Classe 1986, nato a Rosario (la vera capitale del football argentino) come Leo Messi ma di origini italiane, cresce nel vivaio del Newell’s Old Boys prima di affrontare la grande spedizione russa: è in questo Stato che Ansaldi strappa un contratto faraonico da oltre due milioni di euro annui e si afferma come un difensore affidabile. Vince due campionati, una coppa e due Supercoppe di Russia, una Supercoppa di Spagna nella fugace – e sfortunata – esperienza all’Atletico di Madrid, senza tralasciare la prestigiosa Champions della Comunità degli Stati Indipendenti.

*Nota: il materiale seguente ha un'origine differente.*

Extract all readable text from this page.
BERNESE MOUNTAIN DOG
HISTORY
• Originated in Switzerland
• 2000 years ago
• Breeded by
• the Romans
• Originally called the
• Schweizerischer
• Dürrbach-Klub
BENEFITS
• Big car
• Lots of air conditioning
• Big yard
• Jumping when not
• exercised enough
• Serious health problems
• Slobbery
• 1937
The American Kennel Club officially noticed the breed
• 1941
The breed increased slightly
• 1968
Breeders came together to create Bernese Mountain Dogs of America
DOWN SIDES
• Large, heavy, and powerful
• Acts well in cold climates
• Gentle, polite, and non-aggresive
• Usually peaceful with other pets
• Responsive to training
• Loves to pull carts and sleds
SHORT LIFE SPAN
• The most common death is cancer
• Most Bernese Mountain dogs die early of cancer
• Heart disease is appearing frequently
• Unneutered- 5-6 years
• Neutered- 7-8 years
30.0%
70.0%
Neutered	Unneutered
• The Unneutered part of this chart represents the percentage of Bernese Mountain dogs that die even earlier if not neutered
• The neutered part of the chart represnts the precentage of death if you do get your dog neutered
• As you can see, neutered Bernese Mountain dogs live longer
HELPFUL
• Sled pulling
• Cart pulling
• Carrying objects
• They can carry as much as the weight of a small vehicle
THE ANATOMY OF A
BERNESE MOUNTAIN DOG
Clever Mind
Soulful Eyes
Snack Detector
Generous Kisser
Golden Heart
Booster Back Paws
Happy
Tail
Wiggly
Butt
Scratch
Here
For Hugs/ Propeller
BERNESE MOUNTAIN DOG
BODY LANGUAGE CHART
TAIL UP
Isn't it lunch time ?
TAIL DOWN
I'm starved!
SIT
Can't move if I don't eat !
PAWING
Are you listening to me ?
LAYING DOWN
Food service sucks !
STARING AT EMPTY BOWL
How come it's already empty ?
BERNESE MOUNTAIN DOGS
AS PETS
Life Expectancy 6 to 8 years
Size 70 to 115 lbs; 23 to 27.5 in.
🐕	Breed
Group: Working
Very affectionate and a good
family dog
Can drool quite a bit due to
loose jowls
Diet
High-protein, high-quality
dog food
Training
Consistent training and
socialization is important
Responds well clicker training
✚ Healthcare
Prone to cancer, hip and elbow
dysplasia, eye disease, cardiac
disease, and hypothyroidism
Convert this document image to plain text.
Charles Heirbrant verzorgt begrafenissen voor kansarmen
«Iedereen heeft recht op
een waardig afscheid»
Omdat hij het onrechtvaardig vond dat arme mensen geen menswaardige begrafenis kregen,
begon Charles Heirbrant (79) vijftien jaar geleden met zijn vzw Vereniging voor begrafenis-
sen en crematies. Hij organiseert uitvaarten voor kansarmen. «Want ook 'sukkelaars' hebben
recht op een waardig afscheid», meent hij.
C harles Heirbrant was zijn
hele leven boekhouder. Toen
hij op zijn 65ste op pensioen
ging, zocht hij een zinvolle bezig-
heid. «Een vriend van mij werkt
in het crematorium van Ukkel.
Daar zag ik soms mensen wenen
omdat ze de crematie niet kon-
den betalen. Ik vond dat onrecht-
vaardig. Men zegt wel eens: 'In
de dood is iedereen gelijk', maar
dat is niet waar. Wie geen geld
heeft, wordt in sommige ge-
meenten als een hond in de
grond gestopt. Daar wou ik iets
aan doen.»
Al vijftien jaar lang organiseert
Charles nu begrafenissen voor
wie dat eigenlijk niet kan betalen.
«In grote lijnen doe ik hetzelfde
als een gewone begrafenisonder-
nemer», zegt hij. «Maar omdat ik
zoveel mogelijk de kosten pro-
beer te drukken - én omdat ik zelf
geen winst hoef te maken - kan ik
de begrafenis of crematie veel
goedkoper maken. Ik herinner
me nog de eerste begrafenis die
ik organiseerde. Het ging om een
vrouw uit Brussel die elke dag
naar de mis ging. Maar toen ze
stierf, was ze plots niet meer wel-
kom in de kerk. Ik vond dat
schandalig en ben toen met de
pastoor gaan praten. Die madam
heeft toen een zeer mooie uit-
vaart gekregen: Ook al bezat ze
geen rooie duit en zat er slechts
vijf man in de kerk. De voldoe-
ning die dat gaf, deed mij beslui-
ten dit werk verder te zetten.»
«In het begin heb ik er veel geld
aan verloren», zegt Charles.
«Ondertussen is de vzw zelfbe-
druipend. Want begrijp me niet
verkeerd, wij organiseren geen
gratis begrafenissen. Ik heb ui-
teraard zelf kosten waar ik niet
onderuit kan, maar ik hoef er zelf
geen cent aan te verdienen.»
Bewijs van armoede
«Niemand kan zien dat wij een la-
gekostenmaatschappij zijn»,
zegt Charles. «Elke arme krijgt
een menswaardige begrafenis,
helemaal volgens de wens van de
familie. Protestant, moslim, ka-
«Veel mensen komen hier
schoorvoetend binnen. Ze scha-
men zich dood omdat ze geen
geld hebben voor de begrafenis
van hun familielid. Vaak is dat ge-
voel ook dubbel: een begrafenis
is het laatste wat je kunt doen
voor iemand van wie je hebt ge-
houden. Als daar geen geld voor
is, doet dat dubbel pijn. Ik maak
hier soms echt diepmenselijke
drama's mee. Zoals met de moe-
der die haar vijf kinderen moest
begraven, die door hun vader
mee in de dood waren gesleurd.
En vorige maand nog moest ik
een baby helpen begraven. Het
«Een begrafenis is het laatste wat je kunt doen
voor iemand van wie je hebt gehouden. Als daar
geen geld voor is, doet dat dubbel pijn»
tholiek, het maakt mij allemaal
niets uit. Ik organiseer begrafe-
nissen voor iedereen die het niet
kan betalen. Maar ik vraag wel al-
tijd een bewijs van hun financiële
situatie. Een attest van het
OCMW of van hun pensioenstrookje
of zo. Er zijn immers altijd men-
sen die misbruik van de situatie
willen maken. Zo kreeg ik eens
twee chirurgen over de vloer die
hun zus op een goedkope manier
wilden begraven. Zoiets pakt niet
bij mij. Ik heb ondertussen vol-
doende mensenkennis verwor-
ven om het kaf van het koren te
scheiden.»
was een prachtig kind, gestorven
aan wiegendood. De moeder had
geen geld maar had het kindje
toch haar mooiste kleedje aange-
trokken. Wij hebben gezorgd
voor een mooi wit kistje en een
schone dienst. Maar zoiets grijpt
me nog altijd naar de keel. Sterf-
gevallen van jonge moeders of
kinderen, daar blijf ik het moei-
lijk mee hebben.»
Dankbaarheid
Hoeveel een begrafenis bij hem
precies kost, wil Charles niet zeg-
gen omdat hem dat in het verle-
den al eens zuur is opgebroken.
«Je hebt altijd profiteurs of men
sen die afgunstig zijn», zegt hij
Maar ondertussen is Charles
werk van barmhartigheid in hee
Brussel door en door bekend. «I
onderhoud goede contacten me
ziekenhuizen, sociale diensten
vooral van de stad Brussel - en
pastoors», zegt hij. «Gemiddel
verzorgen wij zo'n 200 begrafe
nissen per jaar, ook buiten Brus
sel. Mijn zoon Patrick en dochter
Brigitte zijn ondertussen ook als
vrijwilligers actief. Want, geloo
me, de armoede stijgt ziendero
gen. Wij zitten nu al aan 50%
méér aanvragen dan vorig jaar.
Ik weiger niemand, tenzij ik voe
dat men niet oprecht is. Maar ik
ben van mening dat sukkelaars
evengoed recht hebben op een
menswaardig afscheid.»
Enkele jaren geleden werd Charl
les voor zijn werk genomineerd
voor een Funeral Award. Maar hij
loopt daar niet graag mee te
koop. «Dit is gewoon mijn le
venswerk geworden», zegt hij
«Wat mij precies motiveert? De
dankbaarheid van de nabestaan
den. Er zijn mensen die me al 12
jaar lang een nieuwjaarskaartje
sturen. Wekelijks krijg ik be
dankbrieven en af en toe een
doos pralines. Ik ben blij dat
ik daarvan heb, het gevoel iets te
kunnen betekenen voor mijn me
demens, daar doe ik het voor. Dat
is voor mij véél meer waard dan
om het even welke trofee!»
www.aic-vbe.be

È un terzino sinistro naturale che spesso è stato impiegato anche a destra per sfruttare entrambi i piedi, ha molta esperienza internazionale ma a Madrid ha giocato pochissimo per un infortunio durato più di tre mesi. Non conosce la difesa a tre, dotato di buon passo sul lungo, forte di gamba quando entra in tackle o scivolata (l’incognita resta il sintetico che rallenta questa giocata difensiva), raramente crossa di prima intenzione perché cerca la finta con il primo stop: deve migliorare nel tiro perché con Gasperini i laterali di campo molte volte si avvicinano alla porta.

Ansaldi cerca riscatto in rossoblù dopo una brutta stagione in riva al Manzanarre: un domani potrà raccontare ai nipotini d’aver battuto il Barcellona al Camp Nou e visto da vicino la maestosità della Gradinata Nord.